Jestem przyzwyczajony do specyficznego działania DSG i wiem, że często trzeba wskazać dźwignią tryb S (sport), ale w tym wypadku niestety niewiele to pomaga – program nadal trzyma wyższe obroty i auto jeszcze bardziej wyje. Trochę ma się wrażenie, że od razu przydałoby się nowe oprogramowanie, ale to niestety tylko kolejny element, którego Skoda nie dopracowała. Niby to szczegóły, ale jednak sprawiają, że chciałbym napisać – no świetny samochód, ale raczej poczekajcie na facelifting z decyzją o zakupie, bo jest spora szansa, że wtedy producent poprawi elementy, które przeszkadzają nam w odmianie z początku produkcji.
Skoda Karoq - na tym nie koniec
Kolega dziennikarz, którego cenię, napisał po jeździe próbnej tym modelem, że świetnie radzi sobie na dziurawych drogach. Moim zdaniem chyba go poili młodym winem w tych Włoszech, gdzie odbywały się jazdy próbne. Na równych drogach ten samochód rzeczywiście daje radę, ale niestety musiałem Karoqiem przejechać kilka gorszych jakościowo dróg między Rzeszowem (a bardziej Jarosławiem, ale nie lubię tego imienia) a Zamościem, gdzie odwiedzałem dalszą rodzinę. No i kurcze (chociaż na usta cisną mi się inne wyrazy), czemu to zawieszenie jest takie sztywne i tak źle wybiera nierówności?

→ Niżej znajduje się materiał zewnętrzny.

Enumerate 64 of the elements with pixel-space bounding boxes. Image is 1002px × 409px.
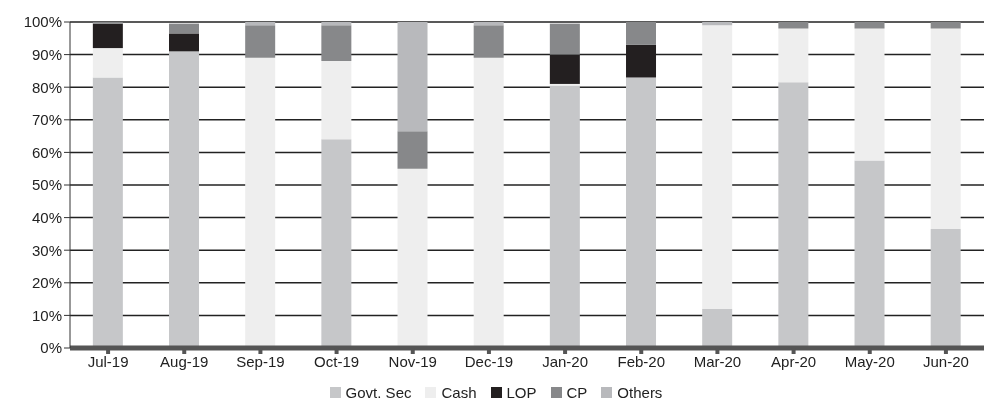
bar — [321, 61, 352, 140]
y-tick-label: 80% — [31, 78, 62, 96]
bar — [702, 25, 733, 309]
x-tick-label: Oct-19 — [314, 352, 360, 370]
bar — [930, 28, 961, 230]
bar — [245, 25, 276, 58]
bar — [778, 22, 809, 29]
bar — [702, 22, 733, 26]
x-tick-label: May-20 — [844, 352, 895, 370]
bar — [473, 57, 504, 348]
y-tick-label: 40% — [31, 208, 62, 226]
bar — [778, 28, 809, 83]
x-tick-label: Jun-20 — [922, 352, 969, 370]
y-tick-label: 10% — [31, 306, 62, 324]
bar — [245, 22, 276, 26]
bar — [549, 54, 580, 84]
x-tick-label: Jul-19 — [87, 352, 129, 370]
legend-label: Cash — [441, 384, 477, 401]
y-tick-label: 0% — [40, 339, 62, 357]
bar — [930, 22, 961, 29]
bar — [930, 229, 961, 348]
legend-label: Others — [617, 384, 663, 401]
x-tick-label: Jan-20 — [542, 352, 589, 370]
y-tick-label: 20% — [31, 274, 62, 292]
bar — [473, 22, 504, 26]
x-tick-label: Feb-20 — [617, 352, 666, 370]
bar — [854, 22, 885, 29]
bar — [549, 85, 580, 348]
x-tick-label: Aug-19 — [160, 352, 209, 370]
bar — [549, 23, 580, 55]
bar — [626, 22, 657, 45]
bar — [321, 139, 352, 348]
x-tick-label: Apr-20 — [771, 352, 817, 370]
bar — [473, 25, 504, 58]
x-tick-label: Sep-19 — [236, 352, 285, 370]
y-tick-label: 100% — [23, 13, 62, 31]
bar — [321, 22, 352, 26]
y-tick-label: 60% — [31, 143, 62, 161]
bar — [626, 77, 657, 348]
legend-label: LOP — [506, 384, 537, 401]
legend-label: Govt. Sec — [345, 384, 412, 401]
bar — [854, 28, 885, 161]
y-tick-label: 30% — [31, 241, 62, 259]
x-tick-label: Dec-19 — [464, 352, 514, 370]
bar — [169, 23, 200, 34]
y-tick-label: 70% — [31, 111, 62, 129]
y-tick-label: 90% — [31, 45, 62, 63]
bar — [245, 57, 276, 348]
bar — [778, 82, 809, 348]
bar — [92, 77, 123, 348]
bar — [854, 160, 885, 348]
x-tick-label: Nov-19 — [388, 352, 437, 370]
bar — [702, 308, 733, 348]
bar — [397, 168, 428, 348]
y-tick-label: 50% — [31, 176, 62, 194]
bar — [169, 51, 200, 348]
bar — [169, 33, 200, 52]
bar — [321, 25, 352, 62]
legend-label: CP — [566, 384, 588, 401]
bar — [397, 131, 428, 169]
bar — [92, 23, 123, 49]
bar — [92, 48, 123, 78]
x-tick-label: Mar-20 — [693, 352, 742, 370]
bar — [397, 22, 428, 132]
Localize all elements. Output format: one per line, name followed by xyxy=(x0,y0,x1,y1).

Przecież tyle tysięcy kilometrów zrobiłem Octaviami dwóch ostatnich generacji i tam zawieszenia były idealnie dobrane (niezależnie od tego, czy z tyłu siedziała belka, czy wielowahacz). Czemu ktoś wymyślił, że Skody zamawiają klienci lubiący sztywne nastawy? Żeby Skoda jeździła chociaż tak, jak w najnowszy Tiguan, który ma zawieszenie sztywne, ale w sumie dość komfortowe. Niestety tutaj jest stanowczo zbyt twardo. Na bocznych drogach Polesia poczułem się bardzo źle, tak mnie wytrzęsło. Co gorsza, Skoda w topowej wersji nie daje możliwości regulacji amortyzatorów. Reasumując, gdybym chciał mieć twarde auto, to bym sobie kupił Alfę, a nie Skodę. W sumie to dość dziwne, bo podobno nawet sama Skoda chwali się, że w tym modelu nastawiła się na komfort. Ja jakoś go nie poczułem.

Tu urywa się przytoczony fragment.